The obtained results suggest that microsatellite markers are useful (I) for estimation of genetic diversity in closely related genotypes, specially for Sardari as an important tolerant wheat landrace and in future (II) for sampling strategies and identification of suitable parental lines in order to widen the gene pool of wheat germplasm. In conclusion, wide range of genetic similarity (0.34 to 0.88) offers a remarkable genetic variation among so called Sardari cultivar. Although DRI's breeder released Sardari as a pure cultivar three decade ago, but the recent high level of variation within this cultivar shows a remarkable variation occurred for the genome of this cultivar.

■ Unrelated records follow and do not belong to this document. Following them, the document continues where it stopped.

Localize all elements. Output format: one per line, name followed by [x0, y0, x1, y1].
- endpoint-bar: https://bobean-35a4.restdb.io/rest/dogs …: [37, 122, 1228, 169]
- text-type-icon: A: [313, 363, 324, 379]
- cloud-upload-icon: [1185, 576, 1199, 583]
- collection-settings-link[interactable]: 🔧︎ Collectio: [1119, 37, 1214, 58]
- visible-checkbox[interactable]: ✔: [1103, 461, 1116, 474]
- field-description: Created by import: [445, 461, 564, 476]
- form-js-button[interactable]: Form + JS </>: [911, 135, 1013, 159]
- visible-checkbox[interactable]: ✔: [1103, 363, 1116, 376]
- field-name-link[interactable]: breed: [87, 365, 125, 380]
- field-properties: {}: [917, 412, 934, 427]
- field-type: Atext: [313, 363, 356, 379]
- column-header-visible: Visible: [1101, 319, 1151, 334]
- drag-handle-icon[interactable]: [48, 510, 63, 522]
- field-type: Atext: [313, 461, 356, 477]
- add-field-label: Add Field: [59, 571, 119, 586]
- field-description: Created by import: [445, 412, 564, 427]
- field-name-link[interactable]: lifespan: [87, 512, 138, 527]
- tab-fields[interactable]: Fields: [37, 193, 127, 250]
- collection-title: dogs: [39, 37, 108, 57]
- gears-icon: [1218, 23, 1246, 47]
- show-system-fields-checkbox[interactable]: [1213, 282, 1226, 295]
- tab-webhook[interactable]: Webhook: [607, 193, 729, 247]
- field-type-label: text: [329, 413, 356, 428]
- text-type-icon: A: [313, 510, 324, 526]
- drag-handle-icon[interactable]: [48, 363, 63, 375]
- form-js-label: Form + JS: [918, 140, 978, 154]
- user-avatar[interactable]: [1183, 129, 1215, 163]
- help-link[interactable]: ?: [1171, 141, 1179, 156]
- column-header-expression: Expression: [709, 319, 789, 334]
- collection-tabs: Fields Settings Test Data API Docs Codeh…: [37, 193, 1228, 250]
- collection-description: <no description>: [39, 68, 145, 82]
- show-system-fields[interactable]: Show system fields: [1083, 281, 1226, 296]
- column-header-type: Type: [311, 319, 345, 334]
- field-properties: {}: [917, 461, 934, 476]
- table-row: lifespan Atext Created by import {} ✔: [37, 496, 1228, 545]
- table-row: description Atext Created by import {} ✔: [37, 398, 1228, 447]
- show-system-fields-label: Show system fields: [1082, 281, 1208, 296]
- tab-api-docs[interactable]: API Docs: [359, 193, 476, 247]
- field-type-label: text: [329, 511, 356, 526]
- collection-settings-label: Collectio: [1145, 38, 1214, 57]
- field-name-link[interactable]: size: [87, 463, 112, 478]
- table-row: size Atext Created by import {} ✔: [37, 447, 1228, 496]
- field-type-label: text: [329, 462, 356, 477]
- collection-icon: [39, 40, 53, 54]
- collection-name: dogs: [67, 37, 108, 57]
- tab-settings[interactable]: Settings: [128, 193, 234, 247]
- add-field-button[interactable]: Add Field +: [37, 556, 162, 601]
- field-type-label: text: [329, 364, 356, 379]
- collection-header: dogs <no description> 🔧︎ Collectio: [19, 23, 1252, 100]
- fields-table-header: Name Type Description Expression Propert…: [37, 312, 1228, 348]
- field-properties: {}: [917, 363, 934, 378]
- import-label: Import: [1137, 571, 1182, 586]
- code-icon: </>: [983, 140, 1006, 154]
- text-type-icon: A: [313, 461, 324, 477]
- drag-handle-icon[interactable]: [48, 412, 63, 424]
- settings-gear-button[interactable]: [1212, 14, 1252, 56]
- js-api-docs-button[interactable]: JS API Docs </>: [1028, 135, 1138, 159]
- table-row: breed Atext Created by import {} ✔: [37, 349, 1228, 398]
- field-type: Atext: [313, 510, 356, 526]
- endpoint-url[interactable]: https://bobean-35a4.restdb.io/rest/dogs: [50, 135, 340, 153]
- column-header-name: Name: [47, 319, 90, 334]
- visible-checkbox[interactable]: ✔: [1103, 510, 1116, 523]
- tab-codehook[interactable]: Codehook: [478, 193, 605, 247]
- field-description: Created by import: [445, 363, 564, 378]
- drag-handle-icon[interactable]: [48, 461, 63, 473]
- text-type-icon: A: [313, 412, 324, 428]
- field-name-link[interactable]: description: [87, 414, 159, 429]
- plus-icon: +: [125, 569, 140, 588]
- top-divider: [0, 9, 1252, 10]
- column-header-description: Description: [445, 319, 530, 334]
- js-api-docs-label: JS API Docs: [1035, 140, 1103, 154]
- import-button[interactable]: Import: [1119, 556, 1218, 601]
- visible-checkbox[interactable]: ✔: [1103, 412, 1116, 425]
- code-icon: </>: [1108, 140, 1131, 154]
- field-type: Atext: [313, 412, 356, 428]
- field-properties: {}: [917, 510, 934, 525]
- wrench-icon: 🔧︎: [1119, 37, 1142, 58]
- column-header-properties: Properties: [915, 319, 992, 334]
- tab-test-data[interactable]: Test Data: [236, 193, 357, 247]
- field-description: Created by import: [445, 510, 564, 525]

These variations might be caused by stressful condition that Sardari is cultivated in. The huge effect of stress on genome structure and regulation in various plants has been widely discussed in a review by Madlung and Coma (2004). Other possible reasons for this differentiation might be: wrong selection, mechanical mixture and misdoing or unperformance of single spike selection.
ACKNOWLEDGMENT
This project was founded by Agricultural Biotechnology Research Institute of Iran.